D'Aci-Reale à Nicolosi. - Les Monti-Rossi et l'éruption de 1669. — L'ascension de l’Etna. - Le Val del Bove. - Le panorama de la Sicile et la vue du cratère. - Descente vers Adernò. - Le pont et les cascades du Simeto. - Bronte et l'auberge du Loup. - Un paysage du centre de l'Europe. - Le plateau de Donnevita. - L'éruption du Monte-Frumento. - Les grands châtaigniers de l’Etna. - L’éruption de 1852. - De Zaffarana à Catane.

Au lieu de faire un grand détour par Catane, il m’était facile d’aborder directement l’Etna en partant d’Aci-Reale. La route, qui de cette dernière ville monte vers Nicolosi, est plus riche en beaux points de vue que le chemin d’ascension suivi par tous les voyageurs étrangers. À l’ouest d’Aci-Reale, quand on s’élève de contre-fort en contre-fort comme par une succession de degrés, on ne cesse d’avoir sous les yeux l’immense jardin qui ceint la base de la montagne et l’étendue bleue de la mer Ionienne, que le feuillage touffu des arbres de la plaine semble découper en golfes aux contours indécis. Des villages, beaucoup plus riches que ne le sont la plupart des villes dans les autres districts de la Sicile, se montrent sur la cime de chaque hauteur, dans le creux de chaque vallon ; des maisons de plaisance, des églises à coupoles apparaissent au milieu de la verdure ; de toutes parts, on voit les signes de la grande richesse territoriale du pays.

Laissant à l’auberge d’Aci-Reale tout mon bagage inutile, je bouclai le havresac sur mon dos et, joyeux comme un étudiant d’Allemagne, je commençai mon voyage pédestre sans m’infliger l’ennui d’un guide, triste compagnon qui partage rarement les impressions de celui qu’il conduit. Il est vrai qu’en voyageant ainsi comme un homme libre je m’exposais en même temps à un excès de curiosité de la part des gendarmes. Dans ce pays, comme dans tous ceux dont la population était encore récemment asservie, les voyages pédestres ne sont point en honneur. De plus, j’étais seul, et les Siciliens, peuple éminemment sociable, ne pouvaient comprendre qu’un homme eût la bizarrerie d’aller se promener sans compagnon à cinq cents lieues de ses pénates. Aussi me fallut-il plus d’une fois « exhiber » mes papiers et « justifier de mon identité. »

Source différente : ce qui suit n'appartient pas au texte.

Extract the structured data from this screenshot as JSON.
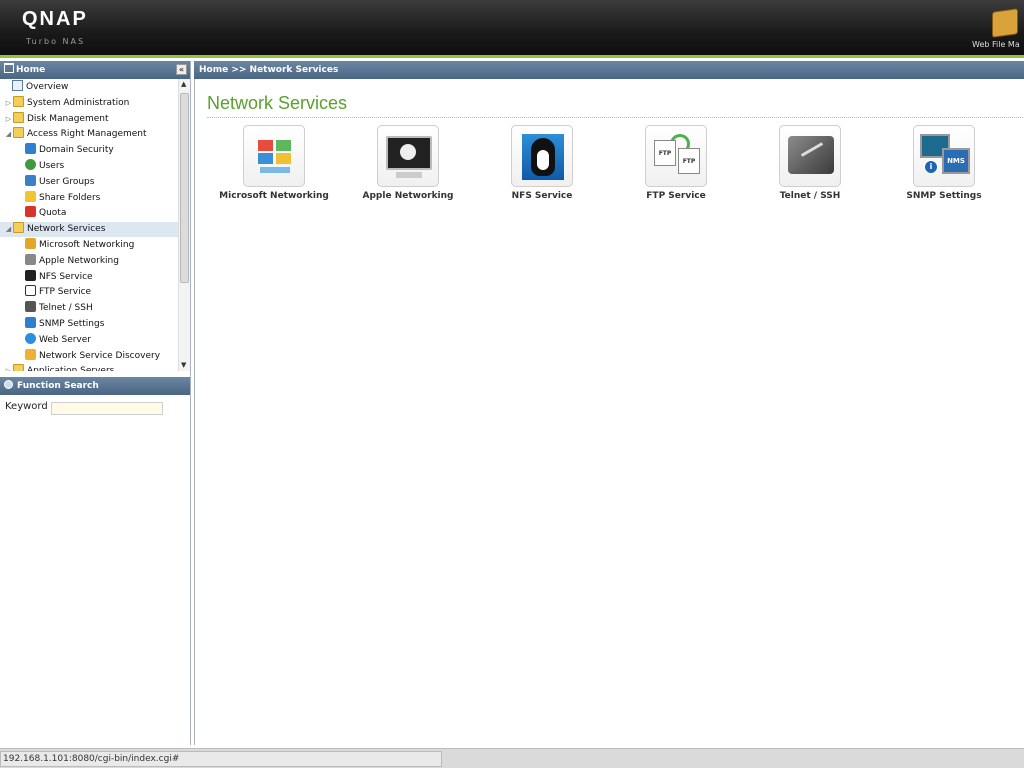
{
  "header": {
    "logo": "QNAP",
    "logo_sub": "Turbo NAS",
    "web_file_manager": "Web File Ma"
  },
  "sidebar": {
    "title": "Home",
    "items": [
      {
        "label": "Overview",
        "level": 1,
        "icon": "overview-icon",
        "arrow": ""
      },
      {
        "label": "System Administration",
        "level": 0,
        "icon": "folder-icon",
        "arrow": "▷"
      },
      {
        "label": "Disk Management",
        "level": 0,
        "icon": "folder-icon",
        "arrow": "▷"
      },
      {
        "label": "Access Right Management",
        "level": 0,
        "icon": "folder-icon",
        "arrow": "◢"
      },
      {
        "label": "Domain Security",
        "level": 2,
        "icon": "domain-security-icon",
        "arrow": ""
      },
      {
        "label": "Users",
        "level": 2,
        "icon": "user-icon",
        "arrow": ""
      },
      {
        "label": "User Groups",
        "level": 2,
        "icon": "user-groups-icon",
        "arrow": ""
      },
      {
        "label": "Share Folders",
        "level": 2,
        "icon": "share-folder-icon",
        "arrow": ""
      },
      {
        "label": "Quota",
        "level": 2,
        "icon": "quota-icon",
        "arrow": ""
      },
      {
        "label": "Network Services",
        "level": 0,
        "icon": "folder-icon",
        "arrow": "◢",
        "selected": true
      },
      {
        "label": "Microsoft Networking",
        "level": 2,
        "icon": "windows-icon",
        "arrow": ""
      },
      {
        "label": "Apple Networking",
        "level": 2,
        "icon": "apple-icon",
        "arrow": ""
      },
      {
        "label": "NFS Service",
        "level": 2,
        "icon": "penguin-icon",
        "arrow": ""
      },
      {
        "label": "FTP Service",
        "level": 2,
        "icon": "ftp-icon",
        "arrow": ""
      },
      {
        "label": "Telnet / SSH",
        "level": 2,
        "icon": "terminal-icon",
        "arrow": ""
      },
      {
        "label": "SNMP Settings",
        "level": 2,
        "icon": "snmp-icon",
        "arrow": ""
      },
      {
        "label": "Web Server",
        "level": 2,
        "icon": "globe-icon",
        "arrow": ""
      },
      {
        "label": "Network Service Discovery",
        "level": 2,
        "icon": "discovery-icon",
        "arrow": ""
      },
      {
        "label": "Application Servers",
        "level": 0,
        "icon": "folder-icon",
        "arrow": "▷"
      }
    ]
  },
  "function_search": {
    "title": "Function Search",
    "keyword_label": "Keyword :",
    "keyword_value": ""
  },
  "breadcrumb": "Home >> Network Services",
  "main": {
    "title": "Network Services",
    "services": [
      {
        "label": "Microsoft Networking",
        "icon": "windows-network-icon"
      },
      {
        "label": "Apple Networking",
        "icon": "apple-monitor-icon"
      },
      {
        "label": "NFS Service",
        "icon": "penguin-icon"
      },
      {
        "label": "FTP Service",
        "icon": "ftp-servers-icon"
      },
      {
        "label": "Telnet / SSH",
        "icon": "terminal-icon"
      },
      {
        "label": "SNMP Settings",
        "icon": "snmp-nms-icon"
      }
    ]
  },
  "statusbar": {
    "url": "192.168.1.101:8080/cgi-bin/index.cgi#"
  },
  "colors": {
    "accent_green": "#5aa02c",
    "header_dark": "#1a1a1a",
    "panel_blue": "#4a6583"
  }
}
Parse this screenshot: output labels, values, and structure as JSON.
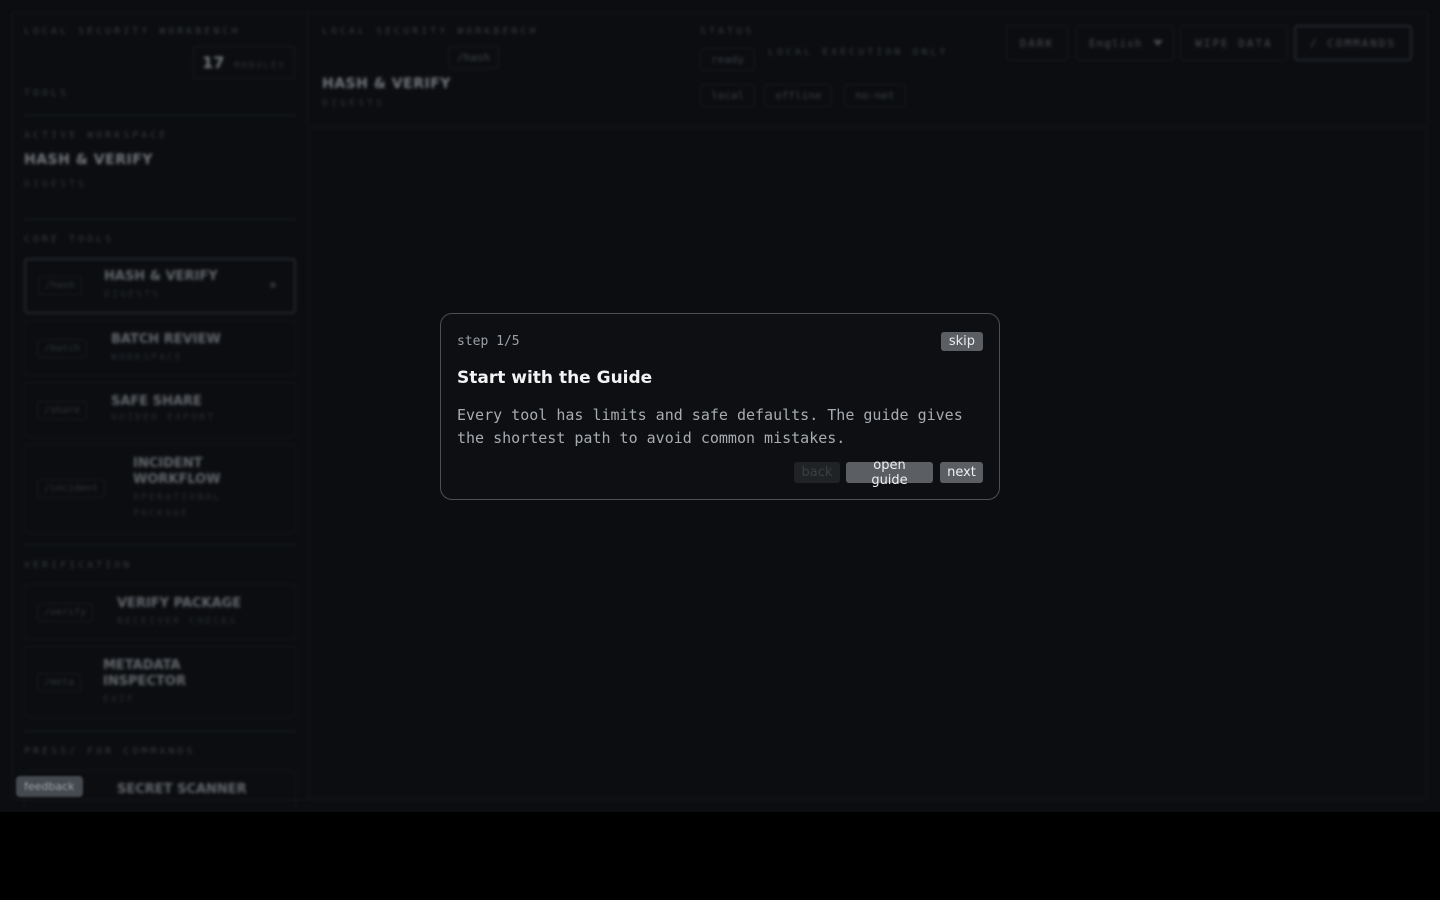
{
  "sidebar": {
    "app_title": "LOCAL SECURITY WORKBENCH",
    "module_count": "17",
    "module_label": "MODULES",
    "tools_label": "TOOLS",
    "active_label": "ACTIVE WORKSPACE",
    "active_name": "HASH & VERIFY",
    "active_sub": "DIGESTS",
    "sections": {
      "core": "CORE TOOLS",
      "verification": "VERIFICATION",
      "hint": "PRESS/ FOR COMMANDS"
    },
    "tools": [
      {
        "cmd": "/hash",
        "name": "HASH & VERIFY",
        "desc": "DIGESTS"
      },
      {
        "cmd": "/batch",
        "name": "BATCH REVIEW",
        "desc": "WORKSPACE"
      },
      {
        "cmd": "/share",
        "name": "SAFE SHARE",
        "desc": "GUIDED EXPORT"
      },
      {
        "cmd": "/incident",
        "name": "INCIDENT WORKFLOW",
        "desc": "OPERATIONAL PACKAGE"
      },
      {
        "cmd": "/verify",
        "name": "VERIFY PACKAGE",
        "desc": "RECEIVER CHECKS"
      },
      {
        "cmd": "/meta",
        "name": "METADATA INSPECTOR",
        "desc": "EXIF"
      },
      {
        "cmd": "/secret",
        "name": "SECRET SCANNER",
        "desc": ""
      }
    ]
  },
  "header": {
    "app_title": "LOCAL SECURITY WORKBENCH",
    "cmd_badge": "/hash",
    "title": "HASH & VERIFY",
    "subtitle": "DIGESTS",
    "status_label": "STATUS",
    "status_ready": "ready",
    "local_only": "LOCAL EXECUTION ONLY",
    "pills": [
      "local",
      "offline",
      "no-net"
    ],
    "theme_button": "DARK",
    "language": "English",
    "wipe_button": "WIPE DATA",
    "commands_button": "/ COMMANDS"
  },
  "feedback_label": "feedback",
  "modal": {
    "step": "step 1/5",
    "skip": "skip",
    "title": "Start with the Guide",
    "body": "Every tool has limits and safe defaults. The guide gives the shortest path to avoid common mistakes.",
    "back": "back",
    "open_guide": "open guide",
    "next": "next"
  }
}
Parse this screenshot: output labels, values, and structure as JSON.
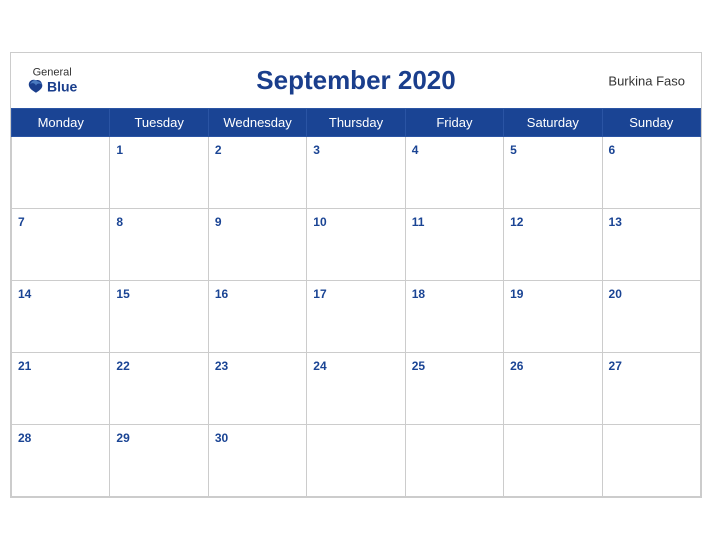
{
  "header": {
    "title": "September 2020",
    "country": "Burkina Faso",
    "logo_general": "General",
    "logo_blue": "Blue"
  },
  "weekdays": [
    "Monday",
    "Tuesday",
    "Wednesday",
    "Thursday",
    "Friday",
    "Saturday",
    "Sunday"
  ],
  "weeks": [
    [
      null,
      1,
      2,
      3,
      4,
      5,
      6
    ],
    [
      7,
      8,
      9,
      10,
      11,
      12,
      13
    ],
    [
      14,
      15,
      16,
      17,
      18,
      19,
      20
    ],
    [
      21,
      22,
      23,
      24,
      25,
      26,
      27
    ],
    [
      28,
      29,
      30,
      null,
      null,
      null,
      null
    ]
  ]
}
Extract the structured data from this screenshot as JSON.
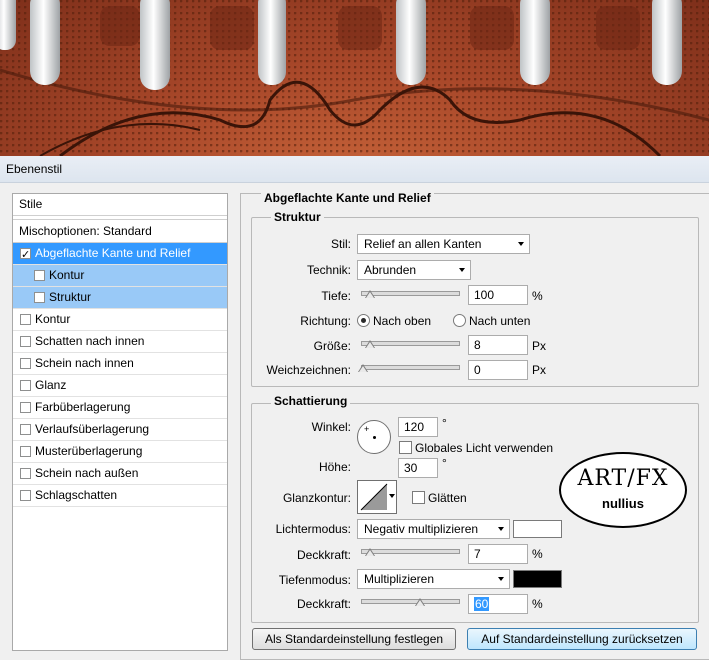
{
  "window": {
    "title": "Ebenenstil"
  },
  "sidebar": {
    "header": "Stile",
    "blending": "Mischoptionen: Standard",
    "items": [
      {
        "label": "Abgeflachte Kante und Relief",
        "checked": true,
        "selected": true
      },
      {
        "label": "Kontur",
        "checked": false,
        "sub": true
      },
      {
        "label": "Struktur",
        "checked": false,
        "sub": true
      },
      {
        "label": "Kontur",
        "checked": false
      },
      {
        "label": "Schatten nach innen",
        "checked": false
      },
      {
        "label": "Schein nach innen",
        "checked": false
      },
      {
        "label": "Glanz",
        "checked": false
      },
      {
        "label": "Farbüberlagerung",
        "checked": false
      },
      {
        "label": "Verlaufsüberlagerung",
        "checked": false
      },
      {
        "label": "Musterüberlagerung",
        "checked": false
      },
      {
        "label": "Schein nach außen",
        "checked": false
      },
      {
        "label": "Schlagschatten",
        "checked": false
      }
    ]
  },
  "main": {
    "title": "Abgeflachte Kante und Relief",
    "struktur": {
      "title": "Struktur",
      "stil_label": "Stil:",
      "stil_value": "Relief an allen Kanten",
      "technik_label": "Technik:",
      "technik_value": "Abrunden",
      "tiefe_label": "Tiefe:",
      "tiefe_value": "100",
      "tiefe_unit": "%",
      "richtung_label": "Richtung:",
      "richtung_up": "Nach oben",
      "richtung_down": "Nach unten",
      "groesse_label": "Größe:",
      "groesse_value": "8",
      "groesse_unit": "Px",
      "weich_label": "Weichzeichnen:",
      "weich_value": "0",
      "weich_unit": "Px"
    },
    "schattierung": {
      "title": "Schattierung",
      "winkel_label": "Winkel:",
      "winkel_value": "120",
      "winkel_unit": "°",
      "global_label": "Globales Licht verwenden",
      "hoehe_label": "Höhe:",
      "hoehe_value": "30",
      "hoehe_unit": "°",
      "glanz_label": "Glanzkontur:",
      "glaetten_label": "Glätten",
      "licht_label": "Lichtermodus:",
      "licht_value": "Negativ multiplizieren",
      "licht_color": "#ffffff",
      "deck1_label": "Deckkraft:",
      "deck1_value": "7",
      "deck1_unit": "%",
      "tiefen_label": "Tiefenmodus:",
      "tiefen_value": "Multiplizieren",
      "tiefen_color": "#000000",
      "deck2_label": "Deckkraft:",
      "deck2_value": "60",
      "deck2_unit": "%"
    },
    "buttons": {
      "set_default": "Als Standardeinstellung festlegen",
      "reset_default": "Auf Standardeinstellung zurücksetzen"
    },
    "logo": {
      "line1": "ART/FX",
      "line2": "nullius"
    }
  }
}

Au-dessus du beau village de Via-Grande se dresse le cône d’éruption le plus rapproché de la mer et l’un des plus éloignés du cratère central de l’Etna ; c’est à la base de ce monticule, aux flancs rouges et noirs plantés de vignes, que commence la véritable ascension de la montagne, dont la cime se montre au nord-ouest, à dix-huit kilomètres de distance linéaire. Au delà d’une ancienne coulée de lave revêtue d’oliviers, l’aspect des campagnes change brusquement. On ne voit plus autour de soi une mer de verdure, mais seulement des rangées basses de ceps de vigne et des champs de céréales dominés par des murs de scories rougeâtres : on se trouve déjà dans la région du feu.

Après avoir escaladé successivement plusieurs cheires de lave, on aperçoit, à côté de la route, quelques maisons basses qu’on dirait avoir été construites en scories de fer et qui, de loin, se confondent par leur aspect avec les terrains environnants. Ces masures sont un quartier du grand village de Nicolosi qui s’étend, sur un espace de plus d’un kilomètre, entre deux grands courants de lave, au centre d’une espèce de cirque dominé à l’ouest et au nord par des cônes d’éruption, le Monpilieri, les Monti-Rossi, la Serra-Pizzuta. À voir ces maisons noirâtres entourées de pierres on croirait se trouver dans un misérable hameau et non dans un grand village de trois mille habitants, honoré par le fisc d’une ceinture


Grotte des Colombes. - Dessin de Camille Saglio d’après Sartorius de Waltershausen.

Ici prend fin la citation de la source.